8 de Febrero 2026
Javier Milei definió al sable corvo de San Martín como “el símbolo material más poderoso de la Nación”. Sacándolo del marco institucional del Museo Histórico Nacional, reabrió al menos tres discusiones de fondo:
1. ¿Qué versión de la historia se pone en escena?
El sable está ligado a un proyecto emancipador antiimperial, regional y soberano.
Milei, en cambio, impulsa un modelo explícitamente alineado con:
- grandes corporaciones multinacionales,
- intereses financieros globales,
- y una subordinación estratégica a Estados Unidos.
La tensión es evidente: usar un símbolo de ruptura con las potencias para legitimar un proyecto de alineamiento.
2. ¿Los símbolos son patrimonio público o botín ideológico?
El sable, como otros bienes históricos, no pertenece a un gobierno ni a un presidente, sino a la sociedad.
Las renuncias en el Museo Histórico Nacional no se explican solo por una decisión puntual, sino por una alarma más amplia: la historia convertida en herramienta de poder, no de conocimiento.
3. ¿Qué idea de Nación se está proponiendo?

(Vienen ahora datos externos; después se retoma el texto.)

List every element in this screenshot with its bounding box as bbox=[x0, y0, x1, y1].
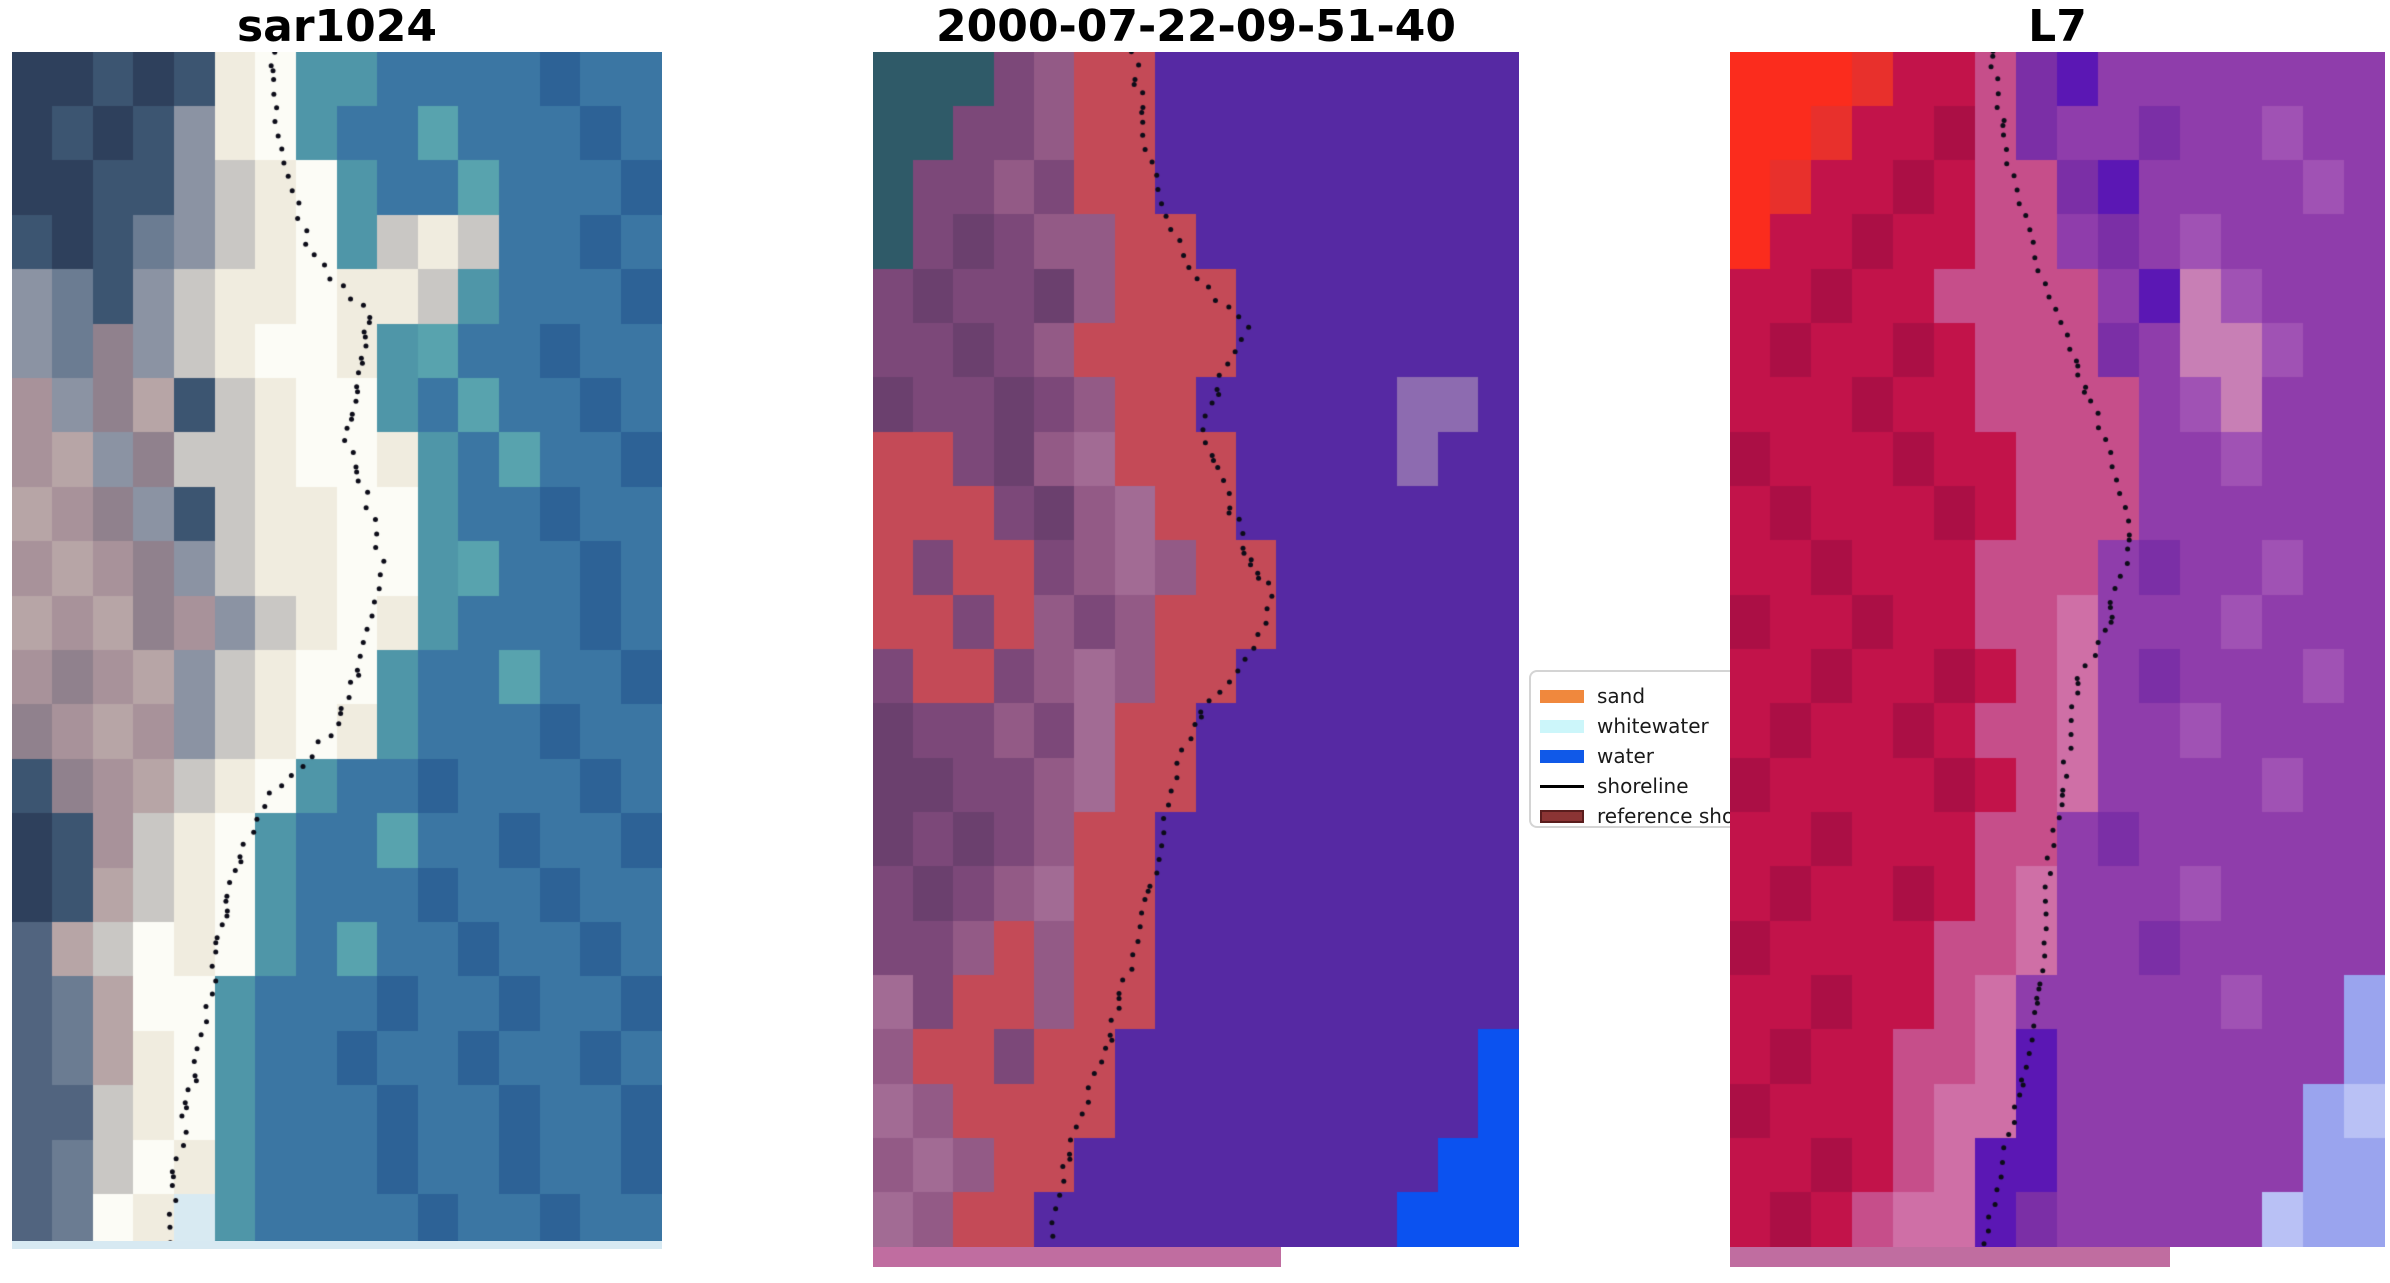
sar1024-bottom-strip-0 bbox=[12, 1241, 662, 1249]
L7-bottom-strip-0 bbox=[1730, 1247, 2170, 1267]
legend-label-whitewater: whitewater bbox=[1597, 714, 1709, 738]
legend-label-shoreline: shoreline bbox=[1597, 774, 1689, 798]
legend-row-water: water bbox=[1540, 741, 1730, 771]
legend-label-water: water bbox=[1597, 744, 1654, 768]
legend-swatch-sand bbox=[1540, 689, 1584, 703]
legend-label-reference-shoreline: reference shoreline bbox=[1597, 804, 1730, 828]
legend-swatch-reference-shoreline bbox=[1540, 809, 1584, 823]
classified-image bbox=[873, 52, 1519, 1247]
legend-swatch-shoreline bbox=[1540, 784, 1584, 788]
panel-classified: 2000-07-22-09-51-40 bbox=[873, 5, 1519, 1247]
legend-swatch-whitewater bbox=[1540, 719, 1584, 733]
L7-image bbox=[1730, 52, 2385, 1247]
sar1024-image bbox=[12, 52, 662, 1249]
legend: sand whitewater water shoreline reference sh… bbox=[1529, 670, 1730, 828]
panel-title-classified: 2000-07-22-09-51-40 bbox=[936, 1, 1456, 52]
legend-row-shoreline: shoreline bbox=[1540, 771, 1730, 801]
panel-L7: L7 bbox=[1730, 5, 2385, 1247]
panel-sar1024: sar1024 bbox=[12, 5, 662, 1249]
legend-swatch-water bbox=[1540, 749, 1584, 763]
classified-bottom-strip-0 bbox=[873, 1247, 1281, 1267]
legend-row-sand: sand bbox=[1540, 681, 1730, 711]
legend-row-reference-shoreline: reference shoreline bbox=[1540, 801, 1730, 828]
legend-row-whitewater: whitewater bbox=[1540, 711, 1730, 741]
legend-label-sand: sand bbox=[1597, 684, 1646, 708]
panel-title-sar1024: sar1024 bbox=[236, 1, 438, 52]
panel-title-L7: L7 bbox=[2028, 1, 2087, 52]
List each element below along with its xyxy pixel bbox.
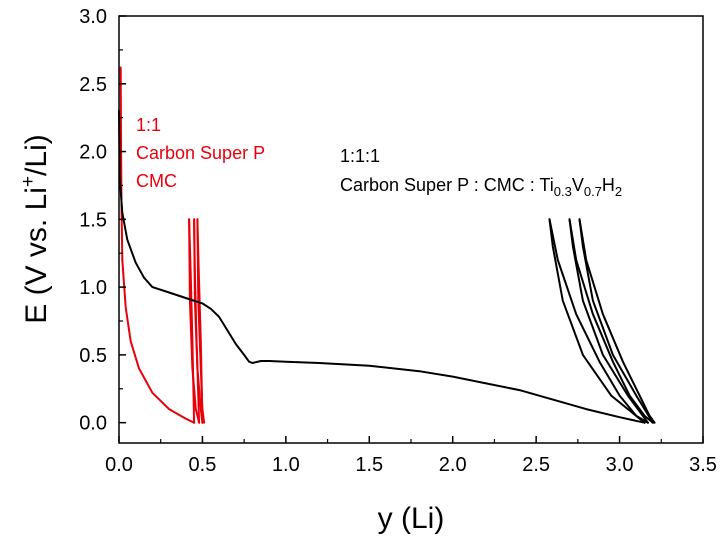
annotation-black-text: Carbon Super P : CMC : Ti <box>340 175 554 195</box>
annotation-red-line3: CMC <box>136 171 177 191</box>
y-axis-title: E (V vs. Li+/Li) <box>18 134 53 324</box>
x-tick-label: 1.5 <box>355 454 383 476</box>
x-tick-label: 2.5 <box>522 454 550 476</box>
annotation-black-sub-3: 2 <box>615 184 622 199</box>
ticks-layer: 0.0 0.5 1.0 1.5 2.0 2.5 3.0 3.5 0.0 0.5 1.0 1.5 2.0 2… <box>79 6 717 476</box>
annotation-black-sub-1: 0.3 <box>554 184 572 199</box>
y-axis-title-sup: + <box>18 176 39 187</box>
series-black-curve <box>578 218 656 424</box>
y-tick-label: 1.5 <box>79 209 107 231</box>
annotation-red-line2: Carbon Super P <box>136 143 265 163</box>
y-tick-label: 1.0 <box>79 277 107 299</box>
annotation-black-h: H <box>602 175 615 195</box>
series-red-curve <box>196 218 206 424</box>
x-tick-label: 2.0 <box>439 454 467 476</box>
annotation-red-line1: 1:1 <box>136 115 161 135</box>
x-tick-label: 3.5 <box>689 454 717 476</box>
y-tick-label: 3.0 <box>79 6 107 28</box>
y-tick-label: 0.0 <box>79 413 107 435</box>
x-tick-label: 1.0 <box>272 454 300 476</box>
series-red-curve <box>188 218 201 424</box>
y-tick-label: 0.5 <box>79 345 107 367</box>
y-tick-label: 2.5 <box>79 74 107 96</box>
y-axis-title-tail: /Li) <box>20 134 53 176</box>
series-black-curve <box>548 218 649 424</box>
y-axis-title-main: E (V vs. Li <box>20 187 53 324</box>
annotation-black-line2: Carbon Super P : CMC : Ti0.3V0.7H2 <box>340 175 622 199</box>
plot-frame <box>118 15 704 444</box>
y-tick-label: 2.0 <box>79 142 107 164</box>
x-axis-title: y (Li) <box>378 502 445 535</box>
x-tick-label: 0.5 <box>189 454 217 476</box>
annotation-black-line1: 1:1:1 <box>340 146 380 166</box>
annotation-black-v: V <box>572 175 584 195</box>
annotation-black-sub-2: 0.7 <box>584 184 602 199</box>
series-black-curve <box>118 109 646 424</box>
series-black-curve <box>548 218 646 424</box>
x-tick-label: 3.0 <box>606 454 634 476</box>
series-layer <box>118 66 656 424</box>
series-black-curve <box>568 218 654 424</box>
series-red-curve <box>119 66 196 424</box>
x-tick-label: 0.0 <box>105 454 133 476</box>
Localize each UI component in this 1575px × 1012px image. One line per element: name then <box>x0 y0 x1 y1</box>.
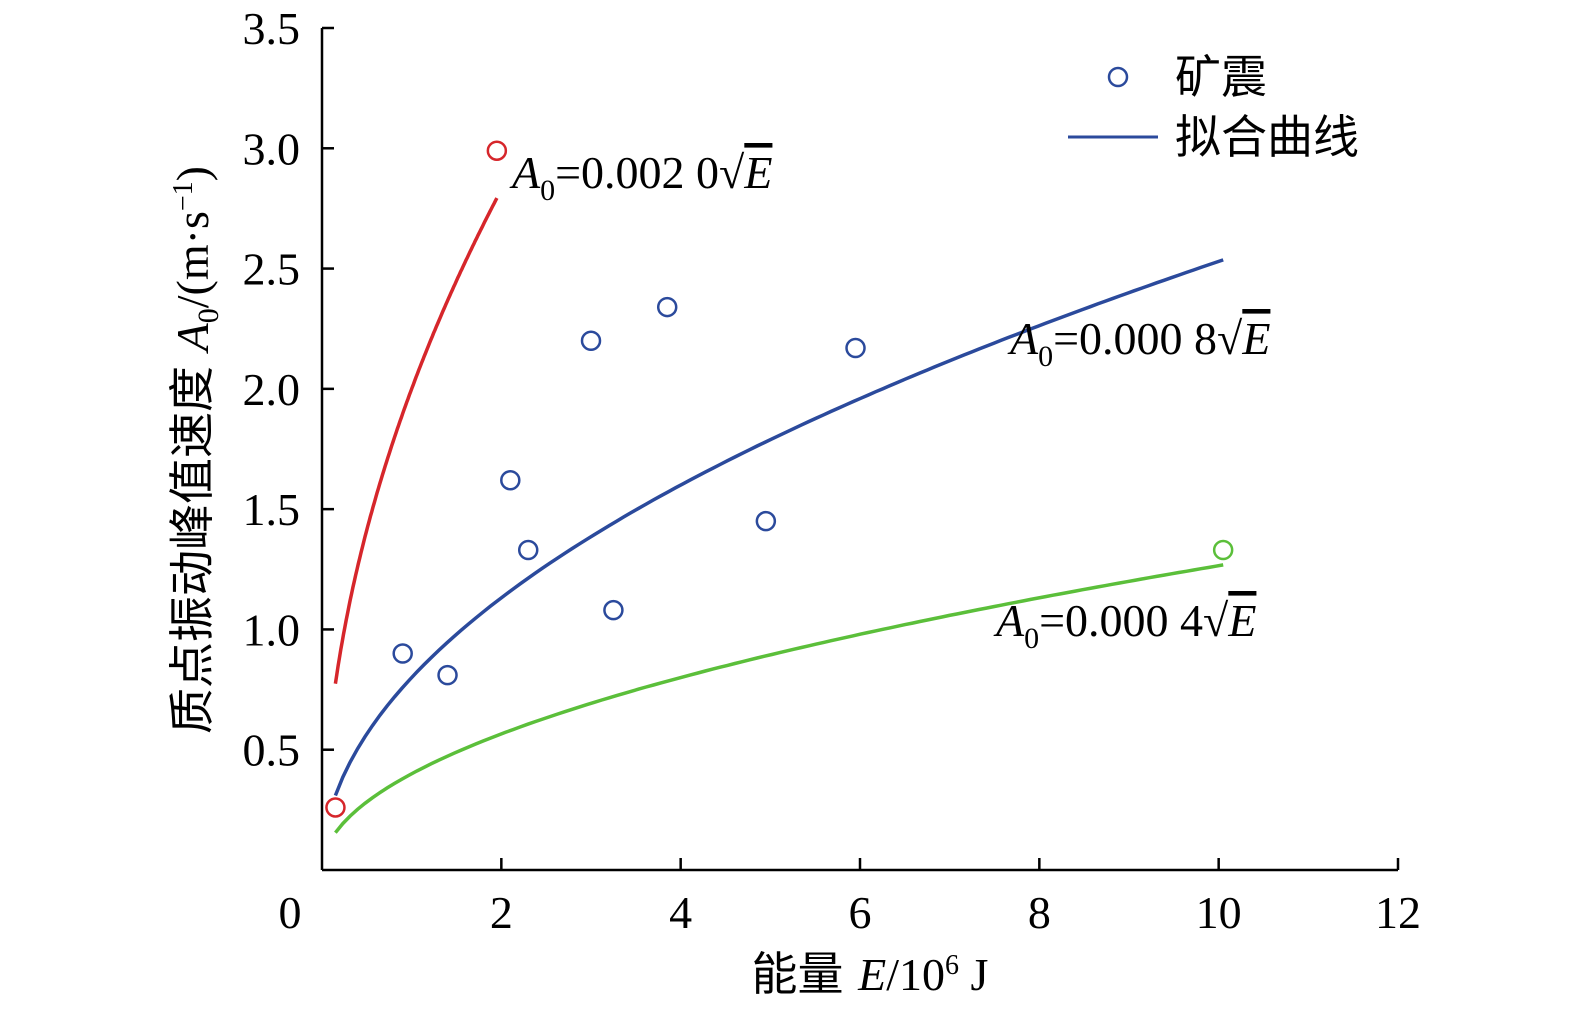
scatter-point <box>517 539 539 561</box>
scatter-point <box>392 643 413 664</box>
y-axis-ticks: 0.5 1.0 1.5 2.0 2.5 3.0 3.5 <box>243 3 334 776</box>
legend-line-label: 拟合曲线 <box>1175 110 1359 164</box>
equation-part: A <box>1007 313 1039 364</box>
equation-part: 0 <box>540 174 555 207</box>
equation-part: A <box>509 147 541 198</box>
y-tick-label: 2.5 <box>243 244 301 295</box>
fit-curves <box>333 197 1224 834</box>
x-tick-label: 2 <box>490 887 513 938</box>
equation-label: A0=0.000 4√E <box>993 595 1256 655</box>
scatter-point <box>603 599 624 621</box>
scatter-point <box>656 296 678 318</box>
equation-part: E <box>743 147 772 198</box>
endpoint-marker <box>1212 539 1234 561</box>
x-tick-label: 8 <box>1028 887 1051 938</box>
scatter-point <box>500 470 521 491</box>
scatter-point <box>755 510 777 532</box>
y-tick-label: 2.0 <box>243 364 301 415</box>
scatter-point <box>845 337 866 359</box>
y-tick-label: 0.5 <box>243 725 301 776</box>
legend: 矿震 拟合曲线 <box>1068 50 1359 164</box>
equation-labels: A0=0.002 0√EA0=0.000 8√EA0=0.000 4√E <box>509 147 1270 655</box>
equation-part: A <box>993 595 1025 646</box>
fit-curve <box>334 563 1224 834</box>
equation-part: 0 <box>1024 622 1039 655</box>
fit-curve <box>333 197 499 684</box>
endpoint-marker <box>486 140 508 161</box>
x-tick-label: 12 <box>1375 887 1421 938</box>
y-tick-label: 3.5 <box>243 3 301 54</box>
equation-part: =0.000 4√ <box>1039 595 1229 646</box>
equation-part: E <box>1227 595 1256 646</box>
x-axis-title: 能量 E/106 J <box>752 947 989 1001</box>
fit-curve <box>333 258 1224 797</box>
legend-scatter-marker <box>1107 66 1129 88</box>
equation-part: =0.002 0√ <box>555 147 745 198</box>
x-tick-label: 0 <box>279 887 302 938</box>
y-tick-label: 1.5 <box>243 484 301 535</box>
equation-part: 0 <box>1038 340 1053 373</box>
x-tick-label: 6 <box>849 887 872 938</box>
equation-part: E <box>1241 313 1270 364</box>
x-axis-ticks: 0 2 4 6 8 10 12 <box>279 858 1421 938</box>
endpoint-marker <box>325 797 346 818</box>
equation-label: A0=0.002 0√E <box>509 147 772 207</box>
legend-scatter-label: 矿震 <box>1175 50 1267 104</box>
equation-part: =0.000 8√ <box>1053 313 1243 364</box>
scatter-point <box>437 664 458 686</box>
scatter-point <box>580 330 602 351</box>
y-axis-title: 质点振动峰值速度 A0/(m·s−1) <box>165 166 225 734</box>
y-tick-label: 3.0 <box>243 123 301 174</box>
y-tick-label: 1.0 <box>243 604 301 655</box>
x-tick-label: 4 <box>669 887 692 938</box>
data-points <box>325 140 1234 818</box>
equation-label: A0=0.000 8√E <box>1007 313 1270 373</box>
x-tick-label: 10 <box>1196 887 1242 938</box>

San Martín pensó una Patria:
- con Estado fuerte,
- con integración regional,
- con control sobre sus recursos.
Milei propone una Nación:
- con Estado mínimo,
- apertura irrestricta,
- y retiro de responsabilidades públicas.
El sable, en ese contexto, no es un objeto neutro: es una contradicción viva.

📍 1812–1824 | El sable de San Martín
José de San Martín adquiere el sable corvo durante su carrera militar. Lo acompaña en campañas decisivas por la independencia de Argentina, Chile y Perú. No es un objeto ceremonial: es un arma de uso real, ligada a la estrategia militar y al proyecto emancipador sudamericano.
📍 1844 | Testamento y legado
San Martín deja el sable a Juan Manuel de Rosas como reconocimiento a la defensa de la soberanía frente a las potencias extranjeras. Desde entonces, el objeto queda asociado no solo a la independencia, sino también a debates políticos e ideológicos que atraviesan la historia argentina.

📍 Finales del siglo XIX – siglo XX | Patrimonio nacional
El sable pasa a formar parte del Museo Histórico Nacional, donde se consolida como bien público, protegido por el Estado y accesible para la ciudadanía, las escuelas y la investigación histórica.
📍 1960–1970 | Robos y tensiones políticas
El sable es robado en dos oportunidades por organizaciones juveniles peronistas como gesto político. Los hechos refuerzan su carga simbólica, pero también abren discusiones sobre el uso de la historia como herramienta de confrontación.
📍 2015 | Regreso definitivo al Museo
Durante el gobierno de Cristina Fernández de Kirchner, el sable corvo es devuelto al Museo Histórico Nacional, reafirmando su condición de patrimonio cultural y no de objeto de apropiación partidaria o personal.
📍 2024–2026 | Nueva controversia
El presidente Javier Milei define al sable como “el símbolo material más poderoso de la Nación”, lo que genera renuncias en el Museo Histórico Nacional y reabre el debate.